Question

A phonograph record accelerates from rest to 43.0 rpm in 4.63 s.

(a) What is its angular acceleration in rad/s2?
(b) How many revolutions does it go through in the process?

Answer 1

The angular acceleration of the phonograph record is approximately 0.97 rad/s², and during its acceleration, it goes through roughly 1.65 revolutions.

Step-by-step explanation:

To calculate the angular acceleration and the number of revolutions for a phonograph record that accelerates from rest to 43.0 rpm in 4.63 seconds, we first need to convert the final angular velocity to radians per second. The conversion factor is π radians per revolution and 60 seconds per minute, since 1 rpm = π/30 rad/s.

The angular velocity (ω) in rad/s is:

ω = 43.0 rpm × (π rad/rev) / (30 s/min) = 43 × π / 30 = 4.5 rad/s (rounded to 2 decimal places)

(a) Angular acceleration (α) is the change in angular velocity (ω) divided by the time (t):

α = ω / t = 4.5 rad/s / 4.63 s = 0.97 rad/s² (rounded to 2 decimal places)

(b) To find the number of revolutions, we use the formula for angular displacement (θ) under constant acceleration, θ = 0.5 × α × t²:

θ = 0.5 × 0.97 rad/s² × (4.63 s)² = 10.35 radians

Converting radians to revolutions, we have:

Number of revolutions = θ / (2π) = 10.35 rad / (2π) = 1.65 revolutions (rounded to 2 decimal places)

Answer 2

The angular acceleration of the phonograph record is 0.974 rad/s². It goes through approximately 0.718 revolutions.

Step-by-step explanation:

(a) What is its angular acceleration in rad/s²?

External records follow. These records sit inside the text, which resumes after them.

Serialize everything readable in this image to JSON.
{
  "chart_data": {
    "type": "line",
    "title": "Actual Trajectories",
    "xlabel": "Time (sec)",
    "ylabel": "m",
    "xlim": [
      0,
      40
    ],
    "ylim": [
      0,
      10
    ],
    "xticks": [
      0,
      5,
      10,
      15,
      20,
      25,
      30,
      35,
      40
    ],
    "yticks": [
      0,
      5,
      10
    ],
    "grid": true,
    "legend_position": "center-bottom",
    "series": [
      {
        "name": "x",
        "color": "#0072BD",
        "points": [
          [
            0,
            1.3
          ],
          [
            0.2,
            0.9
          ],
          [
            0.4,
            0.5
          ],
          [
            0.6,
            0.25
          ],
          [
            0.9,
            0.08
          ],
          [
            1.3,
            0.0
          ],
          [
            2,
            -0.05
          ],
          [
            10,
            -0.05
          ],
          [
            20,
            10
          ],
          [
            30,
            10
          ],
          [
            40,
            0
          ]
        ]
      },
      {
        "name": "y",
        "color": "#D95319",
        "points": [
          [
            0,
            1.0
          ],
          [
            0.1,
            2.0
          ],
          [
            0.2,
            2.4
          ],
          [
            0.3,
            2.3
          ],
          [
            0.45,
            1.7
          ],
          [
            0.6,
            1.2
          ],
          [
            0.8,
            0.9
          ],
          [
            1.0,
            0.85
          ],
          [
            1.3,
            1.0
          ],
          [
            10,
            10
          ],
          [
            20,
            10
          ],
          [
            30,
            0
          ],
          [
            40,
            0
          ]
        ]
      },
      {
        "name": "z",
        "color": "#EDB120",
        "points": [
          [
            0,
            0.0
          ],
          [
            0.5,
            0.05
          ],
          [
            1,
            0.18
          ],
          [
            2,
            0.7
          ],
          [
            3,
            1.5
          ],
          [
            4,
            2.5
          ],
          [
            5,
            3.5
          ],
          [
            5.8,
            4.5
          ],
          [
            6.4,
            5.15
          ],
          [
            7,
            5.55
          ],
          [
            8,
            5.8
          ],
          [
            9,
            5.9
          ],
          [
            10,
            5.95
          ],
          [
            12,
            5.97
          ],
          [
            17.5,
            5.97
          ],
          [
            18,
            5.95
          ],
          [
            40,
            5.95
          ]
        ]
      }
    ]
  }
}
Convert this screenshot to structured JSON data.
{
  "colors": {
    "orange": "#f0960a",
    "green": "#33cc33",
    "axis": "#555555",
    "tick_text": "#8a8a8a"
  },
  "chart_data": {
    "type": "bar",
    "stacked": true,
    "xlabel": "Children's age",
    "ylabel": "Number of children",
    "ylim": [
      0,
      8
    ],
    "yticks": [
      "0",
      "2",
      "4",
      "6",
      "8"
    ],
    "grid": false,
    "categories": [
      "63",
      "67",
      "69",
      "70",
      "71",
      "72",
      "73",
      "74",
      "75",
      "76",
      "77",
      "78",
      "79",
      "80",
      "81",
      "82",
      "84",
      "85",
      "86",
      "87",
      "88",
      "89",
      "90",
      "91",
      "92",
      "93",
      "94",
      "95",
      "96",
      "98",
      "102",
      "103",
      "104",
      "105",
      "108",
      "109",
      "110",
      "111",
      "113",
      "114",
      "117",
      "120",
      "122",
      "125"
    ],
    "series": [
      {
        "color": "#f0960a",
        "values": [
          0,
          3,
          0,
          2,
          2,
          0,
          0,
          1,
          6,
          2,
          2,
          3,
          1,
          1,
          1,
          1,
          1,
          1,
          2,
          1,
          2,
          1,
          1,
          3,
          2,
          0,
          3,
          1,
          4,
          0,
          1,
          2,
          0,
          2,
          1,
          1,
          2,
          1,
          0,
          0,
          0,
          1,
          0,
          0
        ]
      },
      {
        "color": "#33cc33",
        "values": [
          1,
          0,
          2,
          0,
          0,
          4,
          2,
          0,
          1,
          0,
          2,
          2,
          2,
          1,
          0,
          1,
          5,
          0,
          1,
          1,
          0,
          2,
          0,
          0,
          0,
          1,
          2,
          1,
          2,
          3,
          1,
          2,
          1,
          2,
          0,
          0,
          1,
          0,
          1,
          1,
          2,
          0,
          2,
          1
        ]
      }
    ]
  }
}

To find the angular acceleration, we can use the formula:

Angular acceleration = (final angular velocity - initial angular velocity) / time

Given that the initial angular velocity is 0 and the final angular velocity is 43.0 rpm (which is equivalent to 4.506 rad/s), and the time is 4.63 s, we can substitute these values into the formula:

Angular acceleration = (4.506 rad/s - 0 rad/s) / 4.63 s = 0.974 rad/s²

Therefore, the angular acceleration is 0.974 rad/s².

(b) How many revolutions does it go through in the process?

To find the number of revolutions, we can use the formula:

Number of revolutions = final angular velocity / (2π)

Substituting the values, we get:

Number of revolutions = 4.506 rad/s / (2π) = 0.718 revolutions

Therefore, it goes through approximately 0.718 revolutions.